Il medico di Lina, ad esempio, che proviene dalla zona di Betlemme, passa ogni giorno attraverso quello che viene chiamato il posto di blocco dei container a Wadi Nar: tutto il traffico palestinese tra il Sud e il Nord della Cisgiordania lo attraversa, su un’unica strada tortuosa che sale e scende dagli uadi. Una breve pausa per andare in bagno o un panino da parte degli agenti della Polizia di Frontiera è sufficiente a paralizzare tutto il traffico per mezz’ora o più.

Infatti, è sufficiente che la Polizia di Frontiera ordini a ogni auto di fermarsi per cinque secondi, anche senza guardare la carta d’identità del conducente o aprire il bagagliaio, e un serpente di auto si formerà dalla cima della collina verso l’uadi, procedendo a una velocità di 100 metri all’ora. Lina è stupita che il suo medico mantenga sempre la calma e la vitalità quando arriva al lavoro dopo questo viaggio.

In passato, era comune per l’esercito israeliano allentare deliberatamente la pressione dopo alcune settimane o mesi di restrizioni di movimento più severe. Oggigiorno, la tendenza evidente è quella di politiche più severe. L’OCHA ha scoperto che, circa 20 anni fa, circa tre quarti dei vari posti di blocco erano costituiti da cumuli di terra e blocchi di cemento, il che significa che erano temporanei e facilmente rimovibili. Oggigiorno, Secondo l’organizzazione, la tendenza è quella di utilizzare sempre più posti di blocco infrastrutturali fissi, il che indica un’istituzionalizzazione delle restrizioni alla circolazione.

I cancelli di ferro all’ingresso e all’uscita di A-Ram, una città palestinese al confine con i confini municipali di Gerusalemme. Dei 223 cancelli contati dall’OCHA a settembre, 127 erano solitamente chiusi.

A maggio di quest’anno, 94 posti di blocco erano presidiati da soldati 24 ore su 24, 7 giorni su 7, mentre 153 erano presidiati solo per poche ore al giorno. Dei 223 cancelli di ferro censiti dall’OCHA a settembre, 127 erano solitamente chiusi. Il loro scopo, a quanto pare, non è solo quello di bloccare: sopra ogni cancello e posto di blocco, ci sono telecamere dotate di tecnologia di riconoscimento facciale; registrano anche ogni targa. In questo modo, dice Daliya, “ci muoviamo tra una sensazione di claustrofobia all’interno di ogni enclave chiusa circondata da posti di blocco, blocchi stradali, posizioni militari, avamposti e insediamenti, e la consapevolezza di essere sotto costante sorveglianza”.

Il portavoce delle IDF non ha risposto alla domanda di Haaretz sul numero di cancelli di ferro e su quale livello di comando delle IDF decida quando chiuderli e aprirli, o quale livello militare decida che i soldati a un particolare posto di blocco debbano fotografare anche gli automobilisti palestinesi.
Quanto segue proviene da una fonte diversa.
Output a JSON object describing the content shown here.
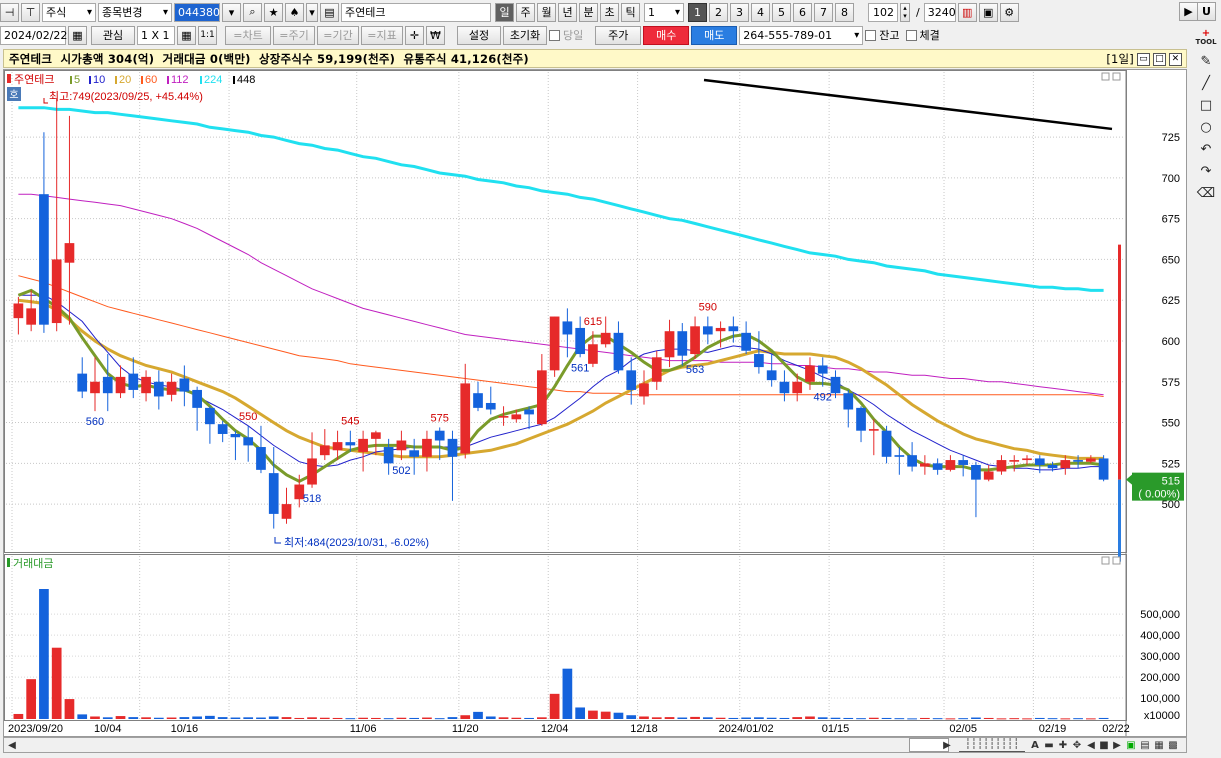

Le IDF hanno inoltre rifiutato di commentare l’affermazione secondo cui i ritardi ai posti di blocco sarebbero volti a facilitare il movimento dei cittadini ebrei israeliani dagli insediamenti verso Israele.
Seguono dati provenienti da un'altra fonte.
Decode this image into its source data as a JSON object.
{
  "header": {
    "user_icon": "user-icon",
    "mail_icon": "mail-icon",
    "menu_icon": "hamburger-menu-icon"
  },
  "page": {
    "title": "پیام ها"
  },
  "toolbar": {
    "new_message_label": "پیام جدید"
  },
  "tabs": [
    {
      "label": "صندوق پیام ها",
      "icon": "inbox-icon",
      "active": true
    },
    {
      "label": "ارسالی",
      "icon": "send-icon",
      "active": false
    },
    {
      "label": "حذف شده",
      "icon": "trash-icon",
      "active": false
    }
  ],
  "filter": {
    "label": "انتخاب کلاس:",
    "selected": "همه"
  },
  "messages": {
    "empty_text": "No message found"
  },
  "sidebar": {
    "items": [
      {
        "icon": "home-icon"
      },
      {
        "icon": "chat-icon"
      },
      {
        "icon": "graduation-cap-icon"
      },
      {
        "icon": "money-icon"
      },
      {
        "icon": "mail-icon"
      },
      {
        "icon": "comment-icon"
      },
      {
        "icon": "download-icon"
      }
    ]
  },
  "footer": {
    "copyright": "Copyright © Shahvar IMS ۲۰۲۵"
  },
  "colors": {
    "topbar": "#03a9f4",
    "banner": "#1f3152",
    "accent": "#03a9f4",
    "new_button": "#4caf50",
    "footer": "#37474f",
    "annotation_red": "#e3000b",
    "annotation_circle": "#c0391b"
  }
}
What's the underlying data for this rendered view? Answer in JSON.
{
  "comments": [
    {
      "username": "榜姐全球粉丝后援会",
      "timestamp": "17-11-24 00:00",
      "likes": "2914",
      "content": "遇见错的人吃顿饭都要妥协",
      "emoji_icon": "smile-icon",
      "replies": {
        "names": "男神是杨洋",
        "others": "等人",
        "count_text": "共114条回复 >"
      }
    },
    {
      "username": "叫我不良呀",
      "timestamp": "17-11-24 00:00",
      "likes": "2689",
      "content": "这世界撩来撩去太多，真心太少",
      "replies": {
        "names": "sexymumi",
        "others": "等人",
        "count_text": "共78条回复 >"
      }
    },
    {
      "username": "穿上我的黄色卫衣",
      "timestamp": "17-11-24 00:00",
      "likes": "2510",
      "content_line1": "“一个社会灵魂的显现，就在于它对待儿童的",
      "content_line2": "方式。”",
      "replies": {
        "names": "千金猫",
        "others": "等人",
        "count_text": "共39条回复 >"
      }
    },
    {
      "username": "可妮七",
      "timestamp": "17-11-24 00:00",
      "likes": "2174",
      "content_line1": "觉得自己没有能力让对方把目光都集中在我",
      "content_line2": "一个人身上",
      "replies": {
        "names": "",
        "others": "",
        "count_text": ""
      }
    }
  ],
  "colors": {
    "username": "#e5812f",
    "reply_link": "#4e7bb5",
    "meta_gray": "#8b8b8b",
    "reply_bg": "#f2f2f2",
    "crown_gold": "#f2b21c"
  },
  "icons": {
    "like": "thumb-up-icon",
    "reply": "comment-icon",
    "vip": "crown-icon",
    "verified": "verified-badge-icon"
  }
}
“Le decisioni sull’istituzione di posti di blocco”, ha commentato il portavoce delle IDF, “così come sulla loro apertura e chiusura vengono prese in base a valutazioni operative e solo per considerazioni di sicurezza. Il posizionamento dei posti di blocco ha lo scopo di consentire il controllo operativo e una difesa efficace dell’intera area. La politica dei posti di blocco cambia per adattarsi alla situazione operativa sul campo, bilanciando al contempo le esigenze di sicurezza con la possibilità di spostarsi nell’area”.
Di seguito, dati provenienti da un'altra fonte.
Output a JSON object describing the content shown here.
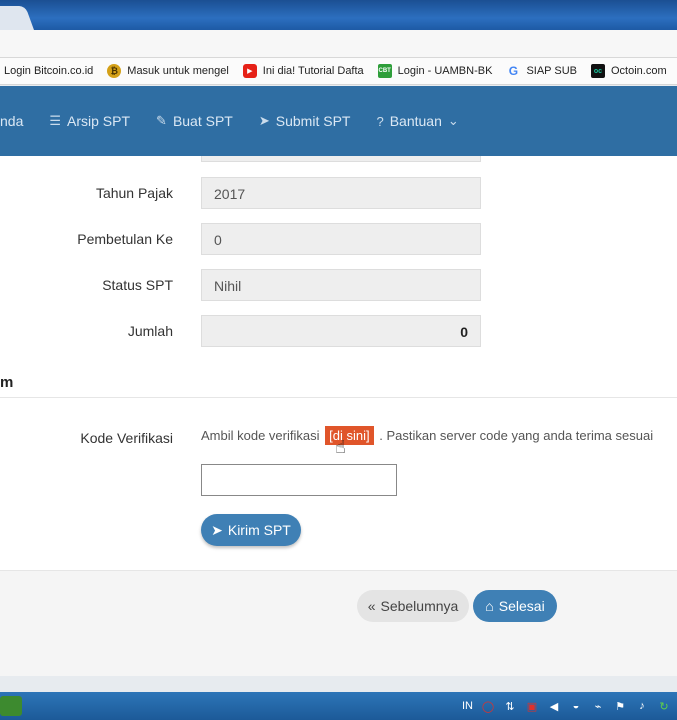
{
  "bookmarks": [
    {
      "label": "Login Bitcoin.co.id",
      "icon": "bitcoin-icon"
    },
    {
      "label": "Masuk untuk mengel",
      "icon": "coin-icon"
    },
    {
      "label": "Ini dia! Tutorial Dafta",
      "icon": "youtube-icon"
    },
    {
      "label": "Login - UAMBN-BK",
      "icon": "cbt-icon"
    },
    {
      "label": "SIAP SUB",
      "icon": "google-icon"
    },
    {
      "label": "Octoin.com",
      "icon": "octoin-icon"
    }
  ],
  "nav": {
    "item0": "nda",
    "arsip": "Arsip SPT",
    "buat": "Buat SPT",
    "submit": "Submit SPT",
    "bantuan": "Bantuan"
  },
  "form": {
    "tahun_label": "Tahun Pajak",
    "tahun_value": "2017",
    "pembetulan_label": "Pembetulan Ke",
    "pembetulan_value": "0",
    "status_label": "Status SPT",
    "status_value": "Nihil",
    "jumlah_label": "Jumlah",
    "jumlah_value": "0"
  },
  "section": {
    "title": "m",
    "verif_label": "Kode Verifikasi",
    "verif_text_before": "Ambil kode verifikasi",
    "verif_link": "[di sini]",
    "verif_text_after": ". Pastikan server code yang anda terima sesuai",
    "verif_placeholder": ""
  },
  "buttons": {
    "kirim": "Kirim SPT",
    "sebelumnya": "Sebelumnya",
    "selesai": "Selesai"
  },
  "taskbar": {
    "lang": "IN"
  },
  "colors": {
    "nav_bg": "#2f6ea3",
    "primary_button": "#3f80b5",
    "link_highlight": "#e0552a"
  }
}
Nell’ambito delle attività delle IDF, si legge nella dichiarazione militare, “vari dispositivi tecnologici vengono utilizzati in conformità con il Diritto Internazionale al fine di preservare la sicurezza nell’area. L’uso di tali dispositivi ha portato allo sventare decine di tentativi di attacchi terroristici, in parte grazie ai posti di blocco”.